My cheeks crinkle with a rising smile. “You know what?” I take a seat next to him. “Since you’re going to live here for the next few days, I guess it’s okay you feel at home. Sugar is in that cupboard, yellow bowl.” I point to the one above the coffee machine. “And when you’re hungry, just come down and grab whatever you want yourself.”

His black eyebrows knit together. “Without asking?”

I bite the corner of one toast. “Mm-hmm.”

“Really? You mean everything?”

“Yes, I mean everything,” I assure him, laughing now while I chew. “Except my Oreos. If you want to live, don’t touch them.” This is a warning he should take very seriously. I’m addicted to the cookies.

As his gaze drops to my body and rises within a millisecond, I roll my eyes because I realize I ran right into that one. To his credit, he holds back his gamy smirk ninety percent. “Got it. Can eat everything. No Oreos.” Leaving his mug on the counter, he slides from the stool and grabs the sugar bowl. After he comes back, now standing beside me, he adds a careful spoonful of sugar to his brew then reaches over and snags my untouched second slice of toast.

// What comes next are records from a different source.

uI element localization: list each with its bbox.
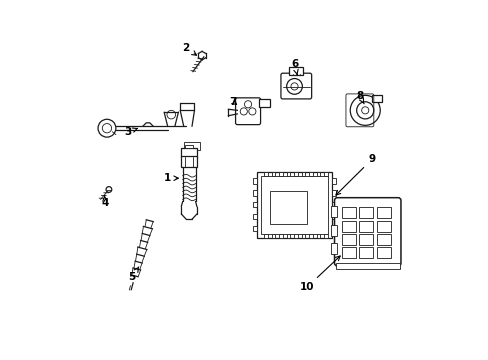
Bar: [301, 234, 305, 238]
Bar: [252, 202, 257, 207]
Bar: [359, 247, 373, 258]
Bar: [301, 172, 305, 176]
Text: 6: 6: [290, 59, 298, 75]
Circle shape: [356, 102, 373, 119]
Bar: [324, 172, 327, 176]
Circle shape: [166, 111, 175, 119]
Bar: [376, 234, 390, 245]
FancyBboxPatch shape: [235, 98, 260, 125]
Circle shape: [102, 123, 111, 133]
Bar: [183, 143, 200, 150]
Bar: [316, 234, 320, 238]
Bar: [376, 221, 390, 231]
Circle shape: [248, 108, 255, 115]
Text: 8: 8: [356, 91, 364, 104]
Bar: [341, 221, 355, 231]
Bar: [330, 206, 337, 217]
Bar: [264, 234, 267, 238]
Bar: [308, 172, 312, 176]
Text: 3: 3: [124, 127, 137, 137]
Bar: [279, 172, 282, 176]
Bar: [376, 247, 390, 258]
Bar: [359, 207, 373, 218]
Circle shape: [106, 186, 112, 192]
Bar: [324, 234, 327, 238]
Bar: [288, 67, 303, 75]
Bar: [330, 243, 337, 254]
Bar: [184, 145, 193, 148]
Bar: [252, 179, 257, 184]
Bar: [316, 172, 320, 176]
Bar: [269, 191, 306, 224]
Bar: [331, 190, 336, 195]
Bar: [264, 172, 267, 176]
Bar: [330, 225, 337, 235]
Bar: [252, 226, 257, 231]
Bar: [257, 172, 331, 238]
Text: 1: 1: [163, 173, 178, 183]
Bar: [359, 221, 373, 231]
Bar: [335, 263, 399, 270]
Text: 7: 7: [229, 97, 237, 107]
Bar: [331, 214, 336, 219]
Bar: [308, 234, 312, 238]
Bar: [341, 247, 355, 258]
Bar: [252, 190, 257, 195]
Bar: [371, 95, 382, 103]
Bar: [286, 172, 290, 176]
Bar: [294, 234, 297, 238]
FancyBboxPatch shape: [281, 73, 311, 99]
Bar: [271, 234, 275, 238]
Bar: [181, 157, 197, 167]
FancyBboxPatch shape: [334, 198, 400, 266]
Text: 4: 4: [102, 195, 109, 208]
Text: 2: 2: [182, 43, 196, 55]
Text: 5: 5: [128, 267, 139, 282]
Circle shape: [361, 107, 368, 114]
Bar: [252, 214, 257, 219]
Bar: [341, 234, 355, 245]
Bar: [359, 234, 373, 245]
Text: 10: 10: [299, 256, 340, 292]
Circle shape: [290, 83, 298, 90]
Bar: [294, 172, 297, 176]
Bar: [181, 148, 197, 157]
Bar: [258, 99, 269, 107]
Circle shape: [244, 101, 251, 108]
Circle shape: [349, 95, 380, 125]
Bar: [331, 179, 336, 184]
Circle shape: [240, 108, 247, 115]
Circle shape: [286, 78, 302, 94]
Bar: [271, 172, 275, 176]
Bar: [341, 207, 355, 218]
Bar: [331, 226, 336, 231]
Bar: [279, 234, 282, 238]
Text: 9: 9: [335, 154, 375, 195]
Bar: [331, 202, 336, 207]
Bar: [376, 207, 390, 218]
Bar: [286, 234, 290, 238]
Bar: [261, 176, 327, 234]
Circle shape: [98, 119, 116, 137]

My eyes widen in sharp protest. “Hey!”

“What? You said everything.” And there’s that dimple again on his left cheek. With a shower of mischief in his star-blue eyes, he arches his brows and takes a bite from the toast. Then he leans in really close, keeping our gazes locked with his intense stare. “Be thankful that I didn’t eat the Milky Way.”

His drawl makes shivers zoom down my body, and my chin almost drops, but then I remember there’s food in my mouth, so I gulp loudly, forcing the mash down my throat. Thane chuckles, apparently satisfied he won this game. He heads out through the French doors, together with his coffee and my toast.

“Give me a shout, when you’re ready to leave,” he calls, sounding normal again and not like the girl-eating, starry-eyed hockey-hottie anymore.

Or, maybe he does—just a little softer.